Shortly after I moved into my home, my automatic garage door opener broke. For years after, I was content opening my garage manually, but last summer my contentment was interrupted by a door spring failure. When the repairman came to fix the spring, he noted that the automatic lift was also not working and offered to fix that too.

Before the repair I would simply open the door by hand, grab my bike, and ride away. After the repair I found myself needing to remember where I left the garage door remote. I fumbled in my pockets for my keys, but instead found my mobile phone. It has a radio, it can communicate with the world, and it’s always with me. Why do I need a second device? I don’t, and neither do you. In this project you’ll learn how to connect a mobile phone, via the internet, to actuate your garage door button using a wireless mesh network.

The project has 3 parts: controlling the garage door, connecting it to the internet, and configuring the smartphone. The basic pattern you’ll learn here for making your own wireless home automation devices — using Digi International’s XBee radio module, ConnectPort Ethernet device, XBee Internet Gateway software, and iDigi Device Cloud service — can be used to automate countless other devices in your home. (Full disclosure: I work for Digi.)

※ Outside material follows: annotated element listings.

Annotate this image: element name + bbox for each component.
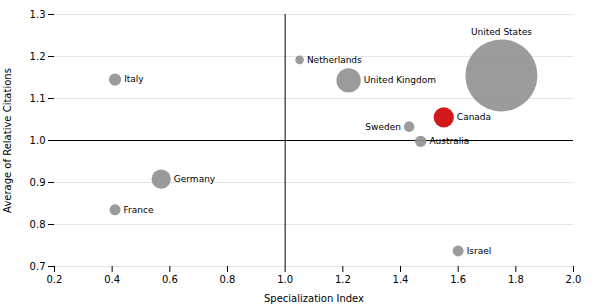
svg-text:Italy: Italy (124, 74, 144, 84)
svg-text:United States: United States (471, 27, 532, 37)
svg-text:1.2: 1.2 (335, 274, 351, 285)
svg-text:0.8: 0.8 (30, 219, 46, 230)
svg-text:0.8: 0.8 (220, 274, 236, 285)
svg-text:Average of Relative Citations: Average of Relative Citations (2, 68, 13, 213)
svg-text:1.2: 1.2 (30, 51, 46, 62)
svg-text:Sweden: Sweden (365, 122, 401, 132)
svg-text:1.1: 1.1 (30, 93, 46, 104)
svg-text:0.6: 0.6 (162, 274, 178, 285)
svg-text:1.3: 1.3 (30, 9, 46, 20)
svg-text:United Kingdom: United Kingdom (364, 75, 436, 85)
svg-text:Canada: Canada (457, 112, 491, 122)
svg-text:Germany: Germany (174, 174, 216, 184)
svg-text:0.2: 0.2 (47, 274, 63, 285)
svg-text:France: France (124, 205, 154, 215)
svg-text:Australia: Australia (429, 136, 469, 146)
svg-text:Netherlands: Netherlands (307, 55, 362, 65)
svg-text:2.0: 2.0 (566, 274, 582, 285)
svg-text:Specialization Index: Specialization Index (264, 293, 364, 304)
svg-text:Israel: Israel (467, 246, 492, 256)
svg-text:1.0: 1.0 (30, 135, 46, 146)
svg-text:0.4: 0.4 (104, 274, 120, 285)
svg-text:0.7: 0.7 (30, 261, 46, 272)
svg-text:1.8: 1.8 (508, 274, 524, 285)
svg-text:1.0: 1.0 (277, 274, 293, 285)
svg-text:0.9: 0.9 (30, 177, 46, 188)
svg-text:1.6: 1.6 (450, 274, 466, 285)
svg-text:1.4: 1.4 (393, 274, 409, 285)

Perhaps you’d like to know when Tiger’s water bowl is empty? Detect freezing pipes or a leak in the basement? Know when the washing machine has finished its cycle? You can easily add another XBee to your network and reuse your entire wireless home automation infrastructure — the ConnectPort, XIG, and connection to iDigi. Everybody can share!

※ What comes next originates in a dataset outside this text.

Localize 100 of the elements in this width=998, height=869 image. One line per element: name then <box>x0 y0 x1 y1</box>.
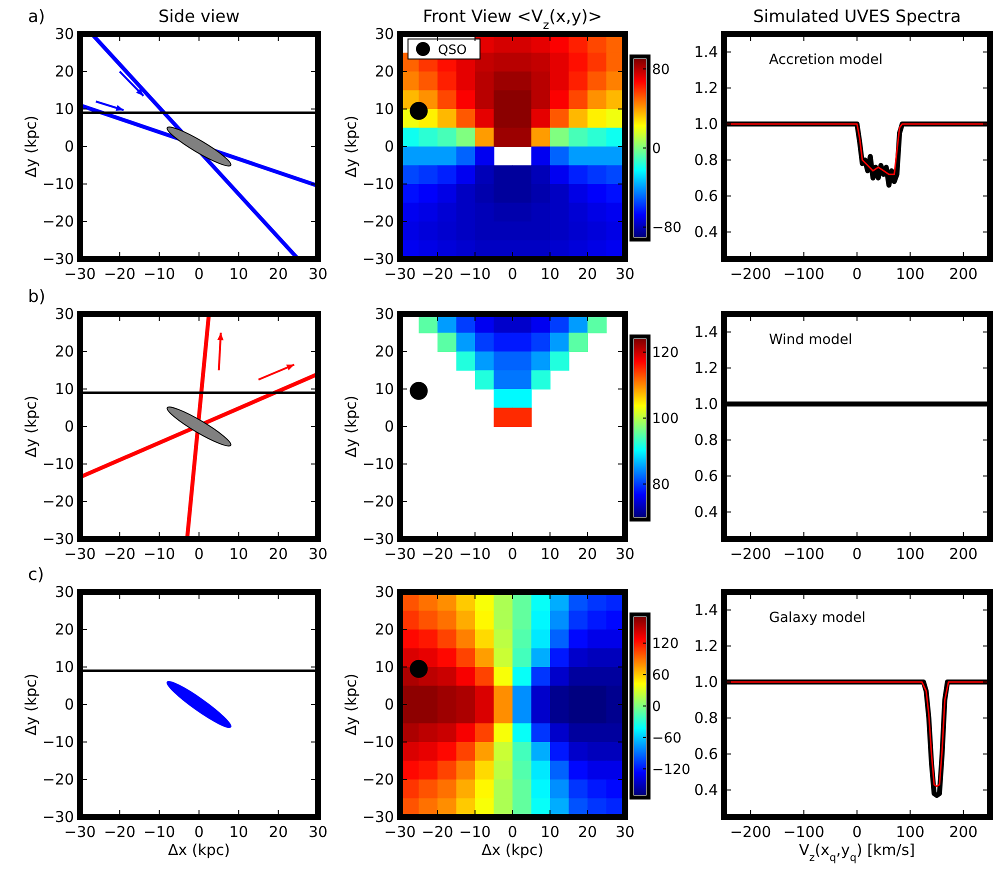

Almost all automatic garage door openers have a hard-wired button that when pressed opens the door. To remotely control the door, all that’s needed is a simple circuit that can simulate this button press. Since you’ll be able to control the door from anywhere, you’ll also want to detect and communicate whether the door is open or closed. For this, you’ll add a simple magnetic reed switch sensor that will tell you when the door is fully closed. Then you’ll connect this circuit to an XBee radio that will allow you to wirelessly communicate with a network inside your home.

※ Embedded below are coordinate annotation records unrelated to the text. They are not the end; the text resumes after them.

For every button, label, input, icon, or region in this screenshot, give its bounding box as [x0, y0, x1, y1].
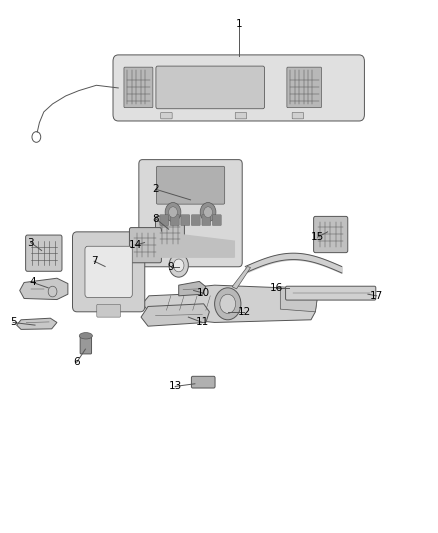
- Polygon shape: [147, 231, 234, 257]
- Text: 5: 5: [10, 318, 17, 327]
- Circle shape: [220, 294, 236, 313]
- Text: 14: 14: [129, 240, 142, 250]
- FancyBboxPatch shape: [287, 67, 321, 108]
- FancyBboxPatch shape: [191, 376, 215, 388]
- Polygon shape: [142, 285, 318, 322]
- FancyBboxPatch shape: [124, 67, 153, 108]
- FancyBboxPatch shape: [155, 216, 184, 249]
- Text: 7: 7: [91, 256, 98, 266]
- Text: 16: 16: [269, 283, 283, 293]
- Circle shape: [200, 203, 216, 222]
- Text: 15: 15: [311, 232, 324, 242]
- Polygon shape: [280, 287, 318, 312]
- FancyBboxPatch shape: [181, 215, 190, 225]
- FancyBboxPatch shape: [170, 215, 179, 225]
- Text: 9: 9: [167, 262, 174, 271]
- Polygon shape: [141, 304, 209, 326]
- Text: 12: 12: [238, 307, 251, 317]
- Polygon shape: [20, 278, 68, 300]
- FancyBboxPatch shape: [80, 336, 92, 354]
- FancyBboxPatch shape: [314, 216, 348, 253]
- Polygon shape: [232, 266, 251, 289]
- Text: 1: 1: [235, 19, 242, 29]
- Polygon shape: [17, 318, 57, 329]
- Circle shape: [173, 259, 184, 272]
- Ellipse shape: [79, 333, 92, 339]
- FancyBboxPatch shape: [292, 112, 304, 119]
- Text: 3: 3: [27, 238, 34, 247]
- FancyBboxPatch shape: [156, 166, 225, 204]
- Circle shape: [169, 254, 188, 277]
- FancyBboxPatch shape: [25, 235, 62, 271]
- FancyBboxPatch shape: [85, 246, 132, 297]
- FancyBboxPatch shape: [202, 215, 211, 225]
- Text: 17: 17: [370, 291, 383, 301]
- FancyBboxPatch shape: [161, 112, 172, 119]
- Text: 2: 2: [152, 184, 159, 194]
- Text: 6: 6: [73, 358, 80, 367]
- Text: 11: 11: [196, 318, 209, 327]
- FancyBboxPatch shape: [235, 112, 247, 119]
- Text: 13: 13: [169, 382, 182, 391]
- FancyBboxPatch shape: [156, 66, 265, 109]
- Polygon shape: [179, 281, 206, 296]
- FancyBboxPatch shape: [286, 286, 376, 300]
- FancyBboxPatch shape: [97, 304, 120, 317]
- Text: 4: 4: [29, 278, 36, 287]
- FancyBboxPatch shape: [191, 215, 200, 225]
- FancyBboxPatch shape: [72, 232, 145, 312]
- Circle shape: [169, 207, 177, 217]
- FancyBboxPatch shape: [130, 228, 161, 263]
- FancyBboxPatch shape: [113, 55, 364, 121]
- FancyBboxPatch shape: [160, 215, 169, 225]
- Circle shape: [204, 207, 212, 217]
- Circle shape: [165, 203, 181, 222]
- Text: 10: 10: [197, 288, 210, 298]
- FancyBboxPatch shape: [212, 215, 221, 225]
- Text: 8: 8: [152, 214, 159, 223]
- FancyBboxPatch shape: [139, 160, 242, 266]
- Circle shape: [215, 288, 241, 320]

The XBee ZB radio module (aka Series 2) speaks the ZigBee protocol. ZigBee is great for home automation projects. It’s secure and inexpensive but most importantly it’s a mesh network — a network that can extend its range using other radios intelligently and automatically. For example, if your garage is too far away from your gateway you can simply add another radio in the middle to facilitate the wireless connection.

To connect to your garage door circuit from the internet, you’ll use Digi’s ConnectPort X2 ZigBee-to-Ethernet gateway. The ConnectPort X2 can be programmed using the Python language. We used an open source Python application called the XBee Internet Gateway (XIG) to create the link between our garage door and the internet. You could also connect an XBee to a PC in order to make this link, but the ConnectPort X2 uses a lot less electricity and is always ready, so you won’t have to worry about forgetting to start a PC application in order to connect to your garage door. (If you wish to explore using the PC version, visit code.google.com/p/xig.)

Finally, you’ll set up your mobile phone to communicate with your garage door from anywhere in the world. Scott Kilau created a beautiful open source Android mobile application, and Margaret McKenna created a web version that people can use to turn any smartphone into a garage door remote.